Wir ahnen, daß das Gedicht hier vielleicht seinen Ausgang nahm: im Geräusch bewegten Laubs in den Büschen. Alles andere ist poetische Imagination. Ein Nachtbild eigener Art tut sich auf: die Dunkelheit nicht von Blitzen sondern von Dornen erhellt; der Donner als raschelndes Laub zu Füßen. Hängen die Rosenbüsche wie eine dunkle Wolke über uns? Oder erinnern die dunklen Wolken mit ihren grellen Blitzen an nächtliche Rosenbüsche mit roten Blüten? Doch die Fragen sind falsch gestellt, denn hier wird nichts miteinander verglichen.
Läsen wir das Gedicht verkürzt, ohne das Rosenbild, es wäre ebenso verständlich wie banal. Denn es hieße dann: Wohin wir uns wenden im Gewitter, ist die Nacht erhellt, und der Donner folgt uns jetzt auf dem Fuß. Aber hier ist etwas beschrieben, was es realiter nicht gibt: ein Rosengewitter. Kein vergleichsweises Blumendekor, kein Als-ob – statt dessen ein neues, unendlich kühnes Bild. Es steht uns frei, an dunkle Rosen zu denken oder an ein tatsächliches Gewitter – das Gedicht beschreibt anderes. Sinneseindrücke einer Gewitternacht sind mit einer Impression aus dem Rosengarten verschmolzen, und ein gewaltiges neues Bild ist entstanden: Gewitter der Rosen.
Die zweite Strophe hat Ingeborg Bachmann später hinzugefügt. Der Rosenblitz hat eingeschlagen, Regen löscht das Feuer. Aber wieso schwemmt uns der Regen in den Fluß? Spätestens hier wird klar, daß das Rosengewitter imaginärer Natur war. Es hat sich, so anschaulich es sich darbot, am Ende doch nur in der Seele entladen. Schwemmt uns der Regen in den Fluß des Lebens? Das Gedicht gibt keine Antwort auf derartige Fragen. Ein Bild beschließt es: das nachtreibende Blatt, Erinnerung an das Rosengewitter, von dem wir nicht wissen, wie tatsächlich es war.

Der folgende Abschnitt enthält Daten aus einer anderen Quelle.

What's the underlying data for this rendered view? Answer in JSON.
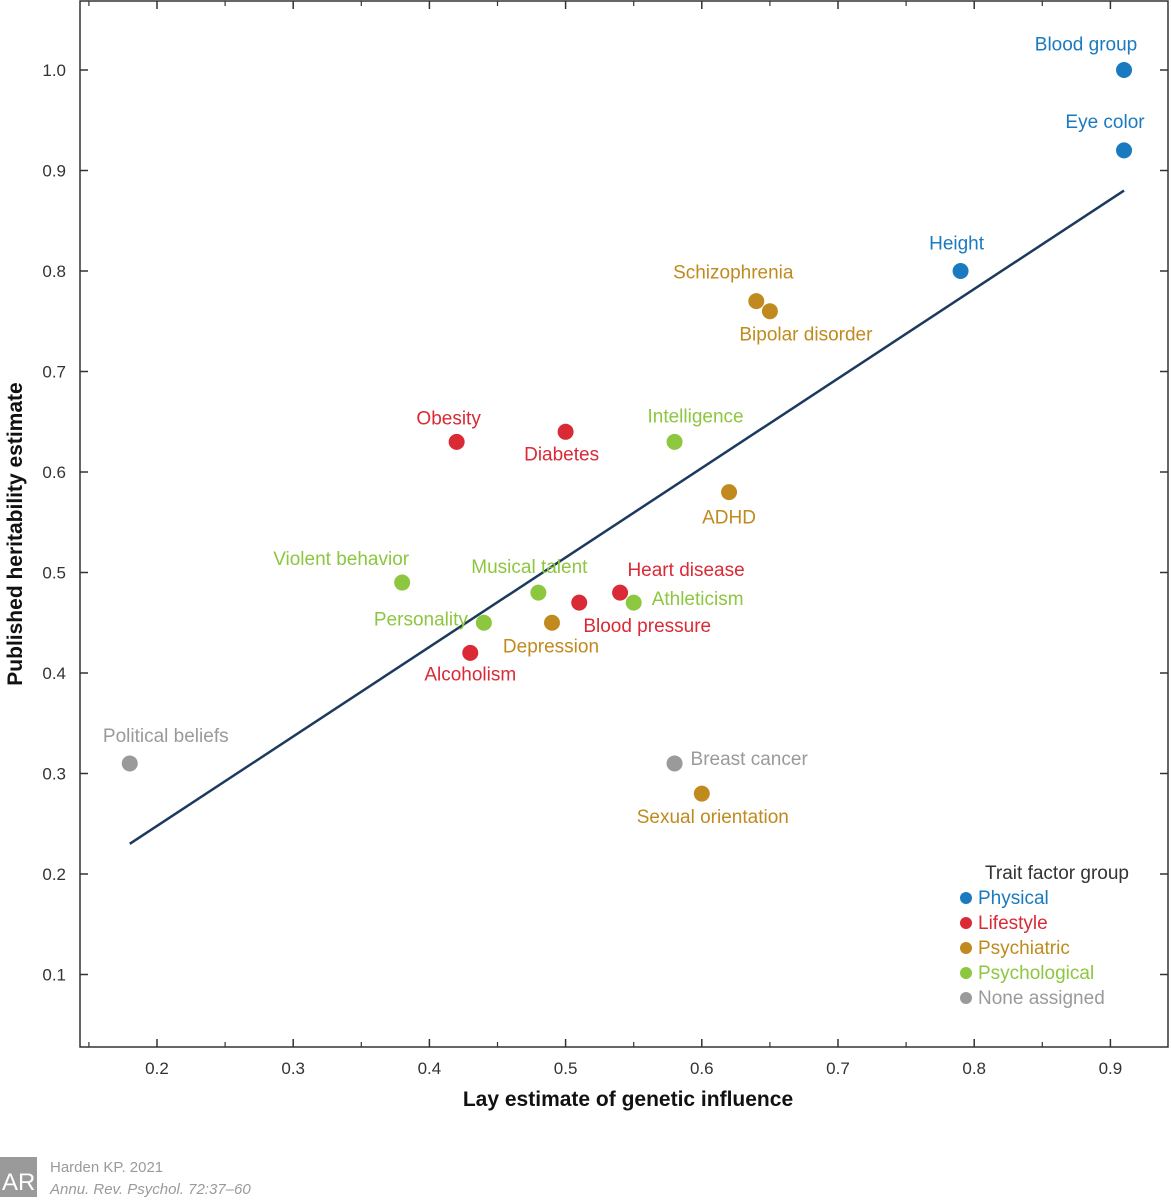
{
  "chart_data": {
    "type": "scatter",
    "xlabel": "Lay estimate of genetic influence",
    "ylabel": "Published heritability estimate",
    "xlim": [
      0.143,
      0.943
    ],
    "ylim": [
      0.027,
      1.07
    ],
    "xticks": [
      "0.2",
      "0.3",
      "0.4",
      "0.5",
      "0.6",
      "0.7",
      "0.8",
      "0.9"
    ],
    "yticks": [
      "0.1",
      "0.2",
      "0.3",
      "0.4",
      "0.5",
      "0.6",
      "0.7",
      "0.8",
      "0.9",
      "1.0"
    ],
    "grid": false,
    "legend": {
      "title": "Trait factor group",
      "placement": "bottom-right",
      "entries": [
        {
          "name": "Physical",
          "color": "#1a7abf"
        },
        {
          "name": "Lifestyle",
          "color": "#d92a35"
        },
        {
          "name": "Psychiatric",
          "color": "#c08a1e"
        },
        {
          "name": "Psychological",
          "color": "#8dc63f"
        },
        {
          "name": "None assigned",
          "color": "#9a9a9a"
        }
      ]
    },
    "points": [
      {
        "label": "Blood group",
        "group": "Physical",
        "x": 0.91,
        "y": 1.0
      },
      {
        "label": "Eye color",
        "group": "Physical",
        "x": 0.91,
        "y": 0.92
      },
      {
        "label": "Height",
        "group": "Physical",
        "x": 0.79,
        "y": 0.8
      },
      {
        "label": "Schizophrenia",
        "group": "Psychiatric",
        "x": 0.64,
        "y": 0.77
      },
      {
        "label": "Bipolar disorder",
        "group": "Psychiatric",
        "x": 0.65,
        "y": 0.76
      },
      {
        "label": "Obesity",
        "group": "Lifestyle",
        "x": 0.42,
        "y": 0.63
      },
      {
        "label": "Diabetes",
        "group": "Lifestyle",
        "x": 0.5,
        "y": 0.64
      },
      {
        "label": "Intelligence",
        "group": "Psychological",
        "x": 0.58,
        "y": 0.63
      },
      {
        "label": "ADHD",
        "group": "Psychiatric",
        "x": 0.62,
        "y": 0.58
      },
      {
        "label": "Violent behavior",
        "group": "Psychological",
        "x": 0.38,
        "y": 0.49
      },
      {
        "label": "Musical talent",
        "group": "Psychological",
        "x": 0.48,
        "y": 0.48
      },
      {
        "label": "Heart disease",
        "group": "Lifestyle",
        "x": 0.54,
        "y": 0.48
      },
      {
        "label": "Blood pressure",
        "group": "Lifestyle",
        "x": 0.51,
        "y": 0.47
      },
      {
        "label": "Athleticism",
        "group": "Psychological",
        "x": 0.55,
        "y": 0.47
      },
      {
        "label": "Personality",
        "group": "Psychological",
        "x": 0.44,
        "y": 0.45
      },
      {
        "label": "Depression",
        "group": "Psychiatric",
        "x": 0.49,
        "y": 0.45
      },
      {
        "label": "Alcoholism",
        "group": "Lifestyle",
        "x": 0.43,
        "y": 0.42
      },
      {
        "label": "Political beliefs",
        "group": "None assigned",
        "x": 0.18,
        "y": 0.31
      },
      {
        "label": "Breast cancer",
        "group": "None assigned",
        "x": 0.58,
        "y": 0.31
      },
      {
        "label": "Sexual orientation",
        "group": "Psychiatric",
        "x": 0.6,
        "y": 0.28
      }
    ],
    "fit_line": {
      "x": [
        0.18,
        0.91
      ],
      "y": [
        0.23,
        0.88
      ],
      "color": "#1b3a5c"
    }
  },
  "citation": {
    "logo_text": "AR",
    "line1": "Harden KP. 2021",
    "line2": "Annu. Rev. Psychol. 72:37–60"
  }
}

T.S. Eliot hat einmal vom objective correlative in der Lyrik gesprochen, der Bildentsprechung, die zu verdeutlichen vermag, was sonst unbezeichenbar wäre. Hier, im Gedicht vom Rosengewitter, scheint sich ein innerer Vorgang abzuspiegeln, der sich in Bildern naturalisiert hat. So könnte man das Gedicht lesen. Aber niemand zwingt dazu, am wenigsten das Gedicht selbst. Läßt man alles Fragen nach Sinn und Botschaft, nach Anlaß und Ursache weg, bleiben großartige Bilder: ein Sprachwerk, nichts weiter als ein Gespinst aus Worten, aber von großer Kühnheit und einzigartiger Eindringlichkeit. Man wird es kaum vergessen können – vielleicht gerade, weil der Sinn dunkel ist und nur von Rosen erhellt wird.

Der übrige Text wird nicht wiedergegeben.